Reinforcement Learning Trading Strategies for Freqtrade FreqAI — achieved ~20% returns in 15 days of live trading.


Quick Start (5 Minutes)

1. Install Dependencies

pip install freqtrade gym pandas pandas-ta talib

2. Copy Files to Freqtrade Directory

# Copy model files
cp freqaimodels/*.py ~/.freqtrade/user_data/freqaimodels/

# Copy strategy files
cp strategies/*.py ~/.freqtrade/strategies/

# Copy strategy configs
cp strategies/*.json ~/.freqtrade/strategies/

3. Configure config.json

{
  "freqai": {
    "enabled": true,
    "period": 7,
    "backtest_period_days": 45,
    "train_period_days": 15,
    "identifier": "my_rl_model",
    "save_models": true
  },
  "pairlists": {
    "method": "VolumePairList",
    "number_assets": 10
  }
}

4. Train & Run

# Regression Strategy (stable returns, 3x leverage)
freqtrade trade --config config.json --strategy RLStrategy_Regression --freqaimodel RL_Model_Regression --dry-run

# Trend Strategy (excess returns, 1x leverage)
freqtrade trade --config config.json --strategy RLStrategy_Trend --freqaimodel RL_Model_Trend --dry-run

Tip: Models are automatically trained on first run and saved to user_data/freqaimodels/.


Live Performance

Simulated Trading (15 Days)

Simulated Trading

~20% returns with Trend + Regression combined portfolio over 15 days


Regression Strategy

Metric Value
Backtest Annual Return ~70%
Target Return 2%
Leverage 3x
Philosophy High-frequency micro-profit + strict risk control

Regression Live

Regression Training Log


Trend Strategy

Metric Value
Backtest Annual Return ~50%
Target Return 10%
Leverage 1x
Philosophy Trend following + generous volatility tolerance

Trend Live

Trend Training Log


Strategy Overview

Dimension Trend Strategy Regression Strategy
Design Philosophy Trend Following Mean Reversion
Timeframe 2h 1h
Leverage 1x 3x
Target Return 10% 2%
Stoploss Threshold -15% -20%
Backtest Annual Return ~50% ~70%
Core Mechanism Potential Shaping Multi-factor Reward Decomposition
Normalization Online Normalization Extended Observation Space

Regression Strategy Deep Dive

Philosophy: High-frequency Micro-profit + Strict Risk Control

The Regression strategy applies mean reversion thinking — capturing short-term price reversions and accumulating gains through high-frequency micro-profits.

Core Reward Mechanism

Total Reward = Delta Reward + Reversion Reward + Quick Profit Bonus + Time Penalty + Stoploss Penalty

1. Delta PNL Reward

reward = delta_p * 2.5

Rewards/punishes based on unrealized P&L changes each tick.

2. Reversion Reward

if unreal_pnl > 0:
    return unreal_pnl * 0.4
return 0.0

Extra reward only when profitable — encourages holding winning positions.

3. Quick Profit Bonus

if unreal_pnl > 0.008 and hold_time <= 5:
    return 0.015

Rewards fast profits (0.8%+ in 5 ticks) — encourages quick entries and exits.

4. Time Penalty

if hold_time <= min_holding_time:
    return 0.003          # Positive reward during min holding
elif hold_time <= max_holding_time:
    return -0.006 * (hold_time - min_holding_time)  # Linear penalty
else:
    return -0.10           # Heavy penalty for exceeding max holding

Linear time penalty ensures the model doesn't over-hold.

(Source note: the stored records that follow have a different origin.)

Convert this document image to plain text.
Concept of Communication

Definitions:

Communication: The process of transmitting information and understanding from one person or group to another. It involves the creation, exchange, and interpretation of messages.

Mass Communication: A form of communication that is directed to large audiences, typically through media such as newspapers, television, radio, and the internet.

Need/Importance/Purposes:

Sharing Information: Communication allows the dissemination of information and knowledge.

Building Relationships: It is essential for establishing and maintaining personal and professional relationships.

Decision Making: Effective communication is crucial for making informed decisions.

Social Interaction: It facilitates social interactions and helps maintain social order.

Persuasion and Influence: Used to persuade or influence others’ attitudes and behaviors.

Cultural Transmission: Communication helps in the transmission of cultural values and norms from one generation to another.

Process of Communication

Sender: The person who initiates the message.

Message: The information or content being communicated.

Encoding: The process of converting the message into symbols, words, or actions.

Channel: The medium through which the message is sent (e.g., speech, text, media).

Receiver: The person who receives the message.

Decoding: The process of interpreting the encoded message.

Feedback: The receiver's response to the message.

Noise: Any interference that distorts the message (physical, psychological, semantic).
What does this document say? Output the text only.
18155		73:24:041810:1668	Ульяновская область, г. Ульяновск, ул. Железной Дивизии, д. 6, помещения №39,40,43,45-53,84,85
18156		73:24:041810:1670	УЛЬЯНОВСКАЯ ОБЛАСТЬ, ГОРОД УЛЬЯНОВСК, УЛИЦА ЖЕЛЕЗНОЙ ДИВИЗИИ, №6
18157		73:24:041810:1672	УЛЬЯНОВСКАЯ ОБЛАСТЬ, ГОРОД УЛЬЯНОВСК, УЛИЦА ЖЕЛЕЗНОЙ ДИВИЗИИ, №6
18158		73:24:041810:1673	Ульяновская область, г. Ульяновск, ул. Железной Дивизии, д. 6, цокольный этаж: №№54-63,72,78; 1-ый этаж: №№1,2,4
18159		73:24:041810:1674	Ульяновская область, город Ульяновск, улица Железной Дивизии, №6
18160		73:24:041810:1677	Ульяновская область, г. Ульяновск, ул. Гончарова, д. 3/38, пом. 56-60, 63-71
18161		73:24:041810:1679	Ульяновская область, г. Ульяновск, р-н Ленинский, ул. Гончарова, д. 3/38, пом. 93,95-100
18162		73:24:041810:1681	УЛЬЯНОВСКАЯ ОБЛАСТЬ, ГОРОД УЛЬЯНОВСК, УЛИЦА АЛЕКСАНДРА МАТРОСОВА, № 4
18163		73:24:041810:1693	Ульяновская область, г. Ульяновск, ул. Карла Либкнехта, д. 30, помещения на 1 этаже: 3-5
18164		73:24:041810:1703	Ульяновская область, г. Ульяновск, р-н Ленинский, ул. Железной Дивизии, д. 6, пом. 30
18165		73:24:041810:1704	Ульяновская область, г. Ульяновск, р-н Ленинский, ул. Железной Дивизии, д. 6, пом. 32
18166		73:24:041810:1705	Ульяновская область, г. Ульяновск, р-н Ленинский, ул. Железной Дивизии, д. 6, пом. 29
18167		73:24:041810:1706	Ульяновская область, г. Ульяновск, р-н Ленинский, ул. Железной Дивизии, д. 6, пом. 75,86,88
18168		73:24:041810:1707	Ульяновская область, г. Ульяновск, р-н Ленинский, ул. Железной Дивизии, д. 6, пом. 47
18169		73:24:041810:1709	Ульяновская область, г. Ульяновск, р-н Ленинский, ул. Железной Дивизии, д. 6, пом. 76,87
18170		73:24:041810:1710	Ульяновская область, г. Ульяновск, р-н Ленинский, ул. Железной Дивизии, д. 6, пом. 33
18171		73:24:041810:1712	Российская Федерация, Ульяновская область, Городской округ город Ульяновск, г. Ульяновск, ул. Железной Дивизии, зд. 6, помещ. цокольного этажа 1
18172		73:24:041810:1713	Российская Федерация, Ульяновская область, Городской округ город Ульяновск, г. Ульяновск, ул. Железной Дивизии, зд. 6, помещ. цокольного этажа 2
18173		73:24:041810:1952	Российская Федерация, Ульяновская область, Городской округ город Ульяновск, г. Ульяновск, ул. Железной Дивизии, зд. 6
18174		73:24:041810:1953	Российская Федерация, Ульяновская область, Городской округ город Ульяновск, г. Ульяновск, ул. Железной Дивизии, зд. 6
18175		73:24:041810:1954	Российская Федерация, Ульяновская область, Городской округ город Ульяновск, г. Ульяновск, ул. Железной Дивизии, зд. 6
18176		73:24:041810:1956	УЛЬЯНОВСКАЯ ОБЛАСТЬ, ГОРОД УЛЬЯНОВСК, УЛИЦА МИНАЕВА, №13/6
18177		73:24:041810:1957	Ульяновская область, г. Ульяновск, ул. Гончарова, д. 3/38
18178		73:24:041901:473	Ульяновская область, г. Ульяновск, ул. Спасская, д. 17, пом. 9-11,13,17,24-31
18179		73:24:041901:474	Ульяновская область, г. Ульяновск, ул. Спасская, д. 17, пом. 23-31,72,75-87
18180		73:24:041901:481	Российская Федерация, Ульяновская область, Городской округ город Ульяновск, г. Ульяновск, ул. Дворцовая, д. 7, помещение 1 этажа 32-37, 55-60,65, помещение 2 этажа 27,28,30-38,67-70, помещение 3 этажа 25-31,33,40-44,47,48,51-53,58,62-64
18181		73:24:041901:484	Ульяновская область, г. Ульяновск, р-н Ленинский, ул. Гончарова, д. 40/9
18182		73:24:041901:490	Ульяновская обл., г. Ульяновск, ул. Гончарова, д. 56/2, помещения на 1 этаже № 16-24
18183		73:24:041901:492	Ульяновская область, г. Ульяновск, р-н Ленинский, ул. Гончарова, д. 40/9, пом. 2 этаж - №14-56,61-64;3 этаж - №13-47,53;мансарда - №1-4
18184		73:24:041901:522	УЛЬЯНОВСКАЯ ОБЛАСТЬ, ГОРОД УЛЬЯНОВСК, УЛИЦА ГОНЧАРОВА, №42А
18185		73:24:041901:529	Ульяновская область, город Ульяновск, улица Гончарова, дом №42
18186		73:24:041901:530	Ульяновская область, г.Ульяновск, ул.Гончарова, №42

5. Extended Observation Space (+7 Dimensions)

Feature Range Purpose
hold_ratio [0, 1] Current holding time ratio
unreal_pnl_norm [-1, 1] Normalized unrealized P&L
drawdown_ratio [0, 1] Drawdown from peak
position_val {-1, 0, 1} Current position direction
win_rate [0, 1] Episode win rate
profit_loss_delta [-1, 1] Consecutive profit/loss state
pnl_from_entry_norm [-1, 1] Return relative to entry price

Risk Control Design

  1. Trailing Stoploss: Dynamic adjustment based on profit level

    if current_profit > 0.08: return -0.008
    elif current_profit > 0.05: return -0.015
    elif current_profit > 0.015: return -0.04
  2. Action Cooldown: action_cooldown = 3 prevents overtrading

  3. Whipsaw Penalty: Extra -0.025 penalty after 3 consecutive losses


Trend Strategy Deep Dive

Philosophy: Chase Big Trends + Allow Volatility

The Trend strategy applies trend following thinking — using Potential Shaping to guide the model toward big trends, with relaxed volatility tolerance.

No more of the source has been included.